Love, in my darkest hours I was never really able to bring myself to give up on it. To some people’s great confusion, there I would be, a cynical, venomous and bitter drunk, telling people to hold onto love, to seek love, to allow themselves if necessary to be burned by it. Of course, I seldom truly followed that advice and always protected my own heart, but that is another matter.
Many people, perhaps even most, would tell you that nothing is more potent, more powerful or more important than love and they would be correct. Love, beyond anything else, benefits childhood and helps us grow into positive, strong adults. Love can make hard times easier and keep kindness, compassion and hope alive in our hearts. Love can give us courage and transform us from shrinking, wilting shadows, into fearless, dreaming, living angels, soaring toward our best potential. Love binds families made of otherwise incompatibly different people together.

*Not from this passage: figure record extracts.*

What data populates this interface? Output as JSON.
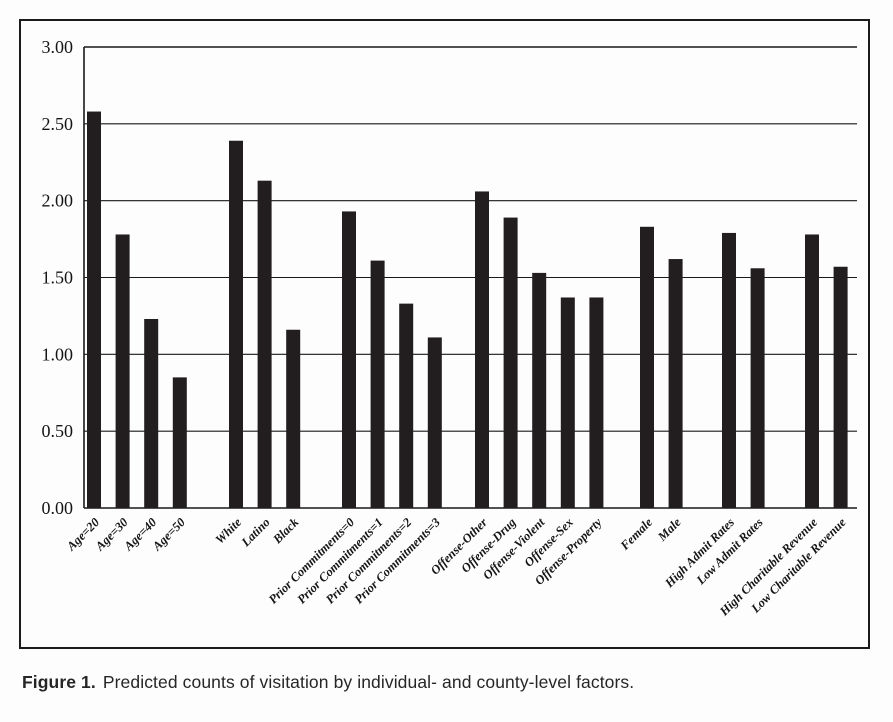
{
  "figure": {
    "caption_label": "Figure 1.",
    "caption_text": "Predicted counts of visitation by individual- and county-level factors."
  },
  "chart_data": {
    "type": "bar",
    "title": "",
    "xlabel": "",
    "ylabel": "",
    "ylim": [
      0,
      3
    ],
    "ytick_step": 0.5,
    "ytick_labels": [
      "0.00",
      "0.50",
      "1.00",
      "1.50",
      "2.00",
      "2.50",
      "3.00"
    ],
    "grid": true,
    "legend": "none",
    "bar_color": "#221e1f",
    "axis_color": "#1a1a1a",
    "groups": [
      {
        "name": "age",
        "bars": [
          {
            "label": "Age=20",
            "value": 2.58
          },
          {
            "label": "Age=30",
            "value": 1.78
          },
          {
            "label": "Age=40",
            "value": 1.23
          },
          {
            "label": "Age=50",
            "value": 0.85
          }
        ]
      },
      {
        "name": "race-ethnicity",
        "bars": [
          {
            "label": "White",
            "value": 2.39
          },
          {
            "label": "Latino",
            "value": 2.13
          },
          {
            "label": "Black",
            "value": 1.16
          }
        ]
      },
      {
        "name": "prior-commitments",
        "bars": [
          {
            "label": "Prior Commitments=0",
            "value": 1.93
          },
          {
            "label": "Prior Commitments=1",
            "value": 1.61
          },
          {
            "label": "Prior Commitments=2",
            "value": 1.33
          },
          {
            "label": "Prior Commitments=3",
            "value": 1.11
          }
        ]
      },
      {
        "name": "offense-type",
        "bars": [
          {
            "label": "Offense-Other",
            "value": 2.06
          },
          {
            "label": "Offense-Drug",
            "value": 1.89
          },
          {
            "label": "Offense-Violent",
            "value": 1.53
          },
          {
            "label": "Offense-Sex",
            "value": 1.37
          },
          {
            "label": "Offense-Property",
            "value": 1.37
          }
        ]
      },
      {
        "name": "sex",
        "bars": [
          {
            "label": "Female",
            "value": 1.83
          },
          {
            "label": "Male",
            "value": 1.62
          }
        ]
      },
      {
        "name": "admit-rates",
        "bars": [
          {
            "label": "High Admit Rates",
            "value": 1.79
          },
          {
            "label": "Low Admit Rates",
            "value": 1.56
          }
        ]
      },
      {
        "name": "charitable-revenue",
        "bars": [
          {
            "label": "High Charitable Revenue",
            "value": 1.78
          },
          {
            "label": "Low Charitable Revenue",
            "value": 1.57
          }
        ]
      }
    ]
  }
}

The love of children can relight the flames of imagination, determination and innocence in your soul and move it to become more of a guardian and protector that you ever thought possible. The love of the right woman or man can bring you to know that while you may have learned to love your own solitude, you were incomplete in it before there was that other soul, across the chasm to reach out to. My solitude was a nightmare and a prison because there was nothing to reach out to that made me feel safe, until the right woman came along.
Love is the most powerful force in the Universe and perceived as the most elusive, we all spend our days pursuing it. It also happens that it is the most invisible when looked for and the most taken for granted when we have it. A year ago, I married the most wonderful woman, when I indulge my solitude, she worries but remains and waits and when I reach out, her hand is there and the place she pulls me to is safe, with a hand to hold and ears to listen. I have the love of two wonderful children and a one wonderful woman and I hope that I never take that love for granted, for I can think of no greater gift to waste and no worse sin than that.
If you listen, if you accept that it is ever present, always there. If you appreciate, really and truly appreciate it and do no take it for granted, you might understand and you might find peace, salvation and happiness. There is a power out there that is greater than us, maybe it is just love, maybe it is where love issues from, but it loves you. There are people out there that love you, more that want to love you, if you can learn to let them, if you can open up, disregard the fear.
This has been my experience, I am an alcoholic and love has saved me. The love of some strangers who brought me to the light started it. I will never know why perhaps, but the ease with which I let my guard down to Kim and let my real self be revealed and the continuing struggle to stay there, because the world is frightening to me, but Kim, she always draws me back to the light with her love.
I am resolved to be stronger this year, to do better allowing that love to fill me with courage and gratitude and hope and strength, because it can and it will if you let it.
Thanks you friends, thank you god and thank you so, so much Kim – you and the fellas are the light in my soul and the love in my heart!